Most current methods of water and wastewater treatment systems involve purchasing and transporting chemicals to centralized treatment facilities, which entails the emission of greenhouse gases.  Interest in decentralized treatment systems is growing, partly because pumping water to and from treatment facilities constitutes a significant fraction of the overall energy used within the water cycle.  Electrochemical treatment systems are particularly attractive for decentralized systems, since they reduce the need to transport reagents, are modular in nature, and can be operated remotely.  However, while electrochemical treatment technologies are a potentially powerful tool for advancing decentralized treatment, there are three main limitations that inhibit scale-up: (1) a focus on oxidative (anodic) systems, (2) use of costly electrode materials, and (3) inefficiencies due to targeting microconstituents (< mg/L).
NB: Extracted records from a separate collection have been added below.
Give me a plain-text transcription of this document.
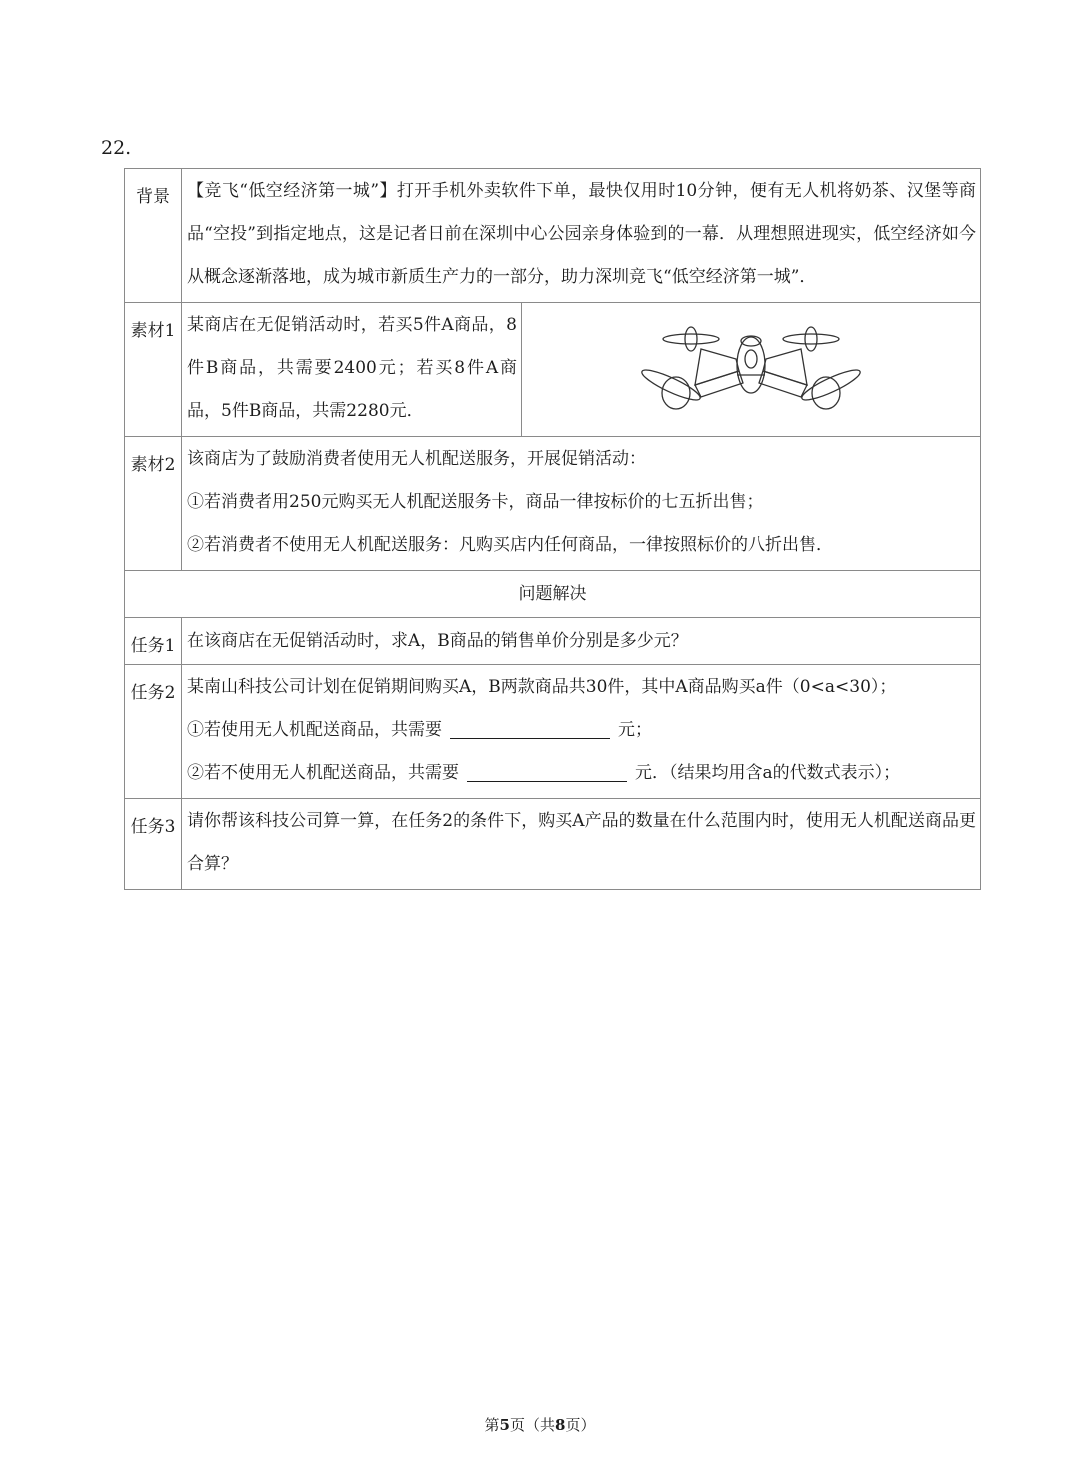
22.
背景	【竞飞“低空经济第一城”】打开手机外卖软件下单，最快仅用时10分钟，便有无人机将奶茶、汉堡等商品“空投”到指定地点，这是记者日前在深圳中心公园亲身体验到的一幕．从理想照进现实，低空经济如今从概念逐渐落地，成为城市新质生产力的一部分，助力深圳竞飞“低空经济第一城”．	

素材1	某商店在无促销活动时，若买5件A商品，8件B商品，共需要2400元；若买8件A商品，5件B商品，共需2280元．

素材2	该商店为了鼓励消费者使用无人机配送服务，开展促销活动：
①若消费者用250元购买无人机配送服务卡，商品一律按标价的七五折出售；
②若消费者不使用无人机配送服务：凡购买店内任何商品，一律按照标价的八折出售．	

问题解决		

任务1	在该商店在无促销活动时，求A，B商品的销售单价分别是多少元？	

任务2	某南山科技公司计划在促销期间购买A，B两款商品共30件，其中A商品购买a件（0<a<30）；
①若使用无人机配送商品，共需要 元；
②若不使用无人机配送商品，共需要 元．（结果均用含a的代数式表示）；	

任务3	请你帮该科技公司算一算，在任务2的条件下，购买A产品的数量在什么范围内时，使用无人机配送商品更合算？	
第5页（共8页）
This seminar will propose a paradigm shift that addresses these three challenges and enhances process efficiency.  In this work, I aim to transform current electrochemical methods by: (1) developing cathodic, reductive systems instead of anodic, oxidative systems, (2) using low-cost, commercially available electrode materials, and (3) targeting macroconstituents (> mg/L), which outcompete microconstituents for reactions.  This seminar will cover three environmental applications for reductive electrochemical treatment systems, including: potable reuse, wastewater discharge, and a potent greenhouse gas used for agricultural fumigation.  Using real water or matrix conditions, I assess energy requirements and develop initial cost estimates against currently used technologies to assess the feasibility and future research priorities of the electrochemical process.  These proof-of-concept electrochemical treatment technologies advance the field towards more efficient systems that are practical for real-world implementation.